Getting other websites to link to yours — a simple hyperlink from one site to another — is a crucial aspect of any effective SEO strategy. Many people feel that it is one of the most difficult aspects of website ranking, but also one of the most rewarding when done well.
When website A connects to website B, it sends a strong signal to Google’s algorithm that the latter deserves to be ranked higher for relevant keywords. These are known as inbound links, backlinks, external links, or just links.
The more high-quality links pointing to your site, the higher you should rank on Google and, as a result, receive more organic visitors.
However, not all links are created equal, and some can even reduce the visibility of your website, as we will discuss momentarily.
There are many various strategies for building links, some easier to implement than others, and knowing where to begin can be tough at times, especially when you’re aware that some can cause more harm than good.
It takes time and effort to establish a network of links.
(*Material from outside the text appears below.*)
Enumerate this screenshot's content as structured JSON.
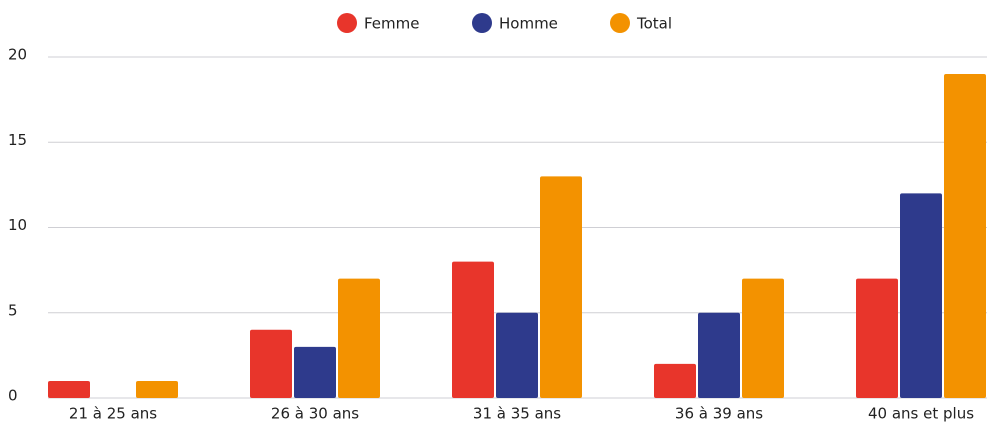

That is a fact that cannot be avoided.
It’s also difficult to do right, so those that are able to effectively implement methods to generate better connections than their competitors often enjoy large increases in organic traffic and income.
That is why you must understand why links are so essential and why they should take up a significant amount of your SEO budget.
In our guide on backlinks, which you should read for a thorough introduction to the what and why behind this important pillar of any successful campaign, we went into great length about the necessity of link building for SEO.
However, the following are the major reasons why you should make link development a priority as an SEO:
Google and other search engines will give you a higher ranking.
Google will be able to locate new pages on your site more quickly.
As a company, you’ll get more reputation and trustworthiness.
Targeted referral traffic might be beneficial to you.
You can’t afford to neglect link development, and you need to make sure you’re implementing strategies that will offer you a competitive edge, which we’ll show you how to accomplish in this article.
Link building is more complicated than it appears, and not only in terms of the techniques that provide the best outcomes and effectiveness.
When developing a link-building strategy, keep in mind that not all links are created equal and that there are certain essential characteristics that contribute to long-term success.
That is to say, you must understand what a fantastic connection looks like for you and that the more work you put into obtaining the appropriate links, the greater the impact you will notice.
To help you understand what a great link profile looks like, here are some of the main components you should focus on that make up a strong link development approach.
PageRank is how Google assesses the value of a link, and its reasonable surfer model’ parent demonstrates that changing qualities connected with links affect how this flows.
Contextual links, such as those found in the body of a web page’s content rather than the footer or sidebar, are usually of better quality and are essential to a successful strategy.
Some links do not pass PageRank and have an influence on a site’s rankings.
Different characteristics can be added to links, the most important of which are to follow, sponsored, and user-generated content (UGC) connections.
Links with the rel=”no follow” attribute indicate to Google that they should not be crawled and that they should not be associated with the two sites in terms of ranking.
A link with the rel=”sponsored” attribute has been paid for (and therefore should not pass PageRank).
Rel=”UGC” highlights links from user-generated material such as forums and comments, indicating that these connections were not placed editorially and may be manipulative.
When a link is referred to as a ‘followed’ link (or sometimes referred to as a ‘do follow link – even though this is technically incorrect terminology), it means that no attributes prevent PageRank from being passed, and a great link profile should contain a high percentage of these, as long as they come from high-quality sources.
Editorially placed links are ones that exist because a third party has decided to add a link from their website to yours, rather than because of payment, some other inducement, or because you were the one who put it in order to improve your rankings.
A good link profile will include links from a diverse range of referring websites rather than the same handful over and again.
To enhance the number of unique linking domains, a good plan should always focus on techniques that will see a link-building campaign acquire connections from new sites that have never connected before.
“Oftentimes when I see sites ranking with much lower authority, they tend to have a much stronger ratio of linking root domains versus their competitors,” Nick Eubanks writes in this blog post, “when I see sites ranking with much lower authority, they tend to have a much stronger ratio of linking root domains versus their competitors.”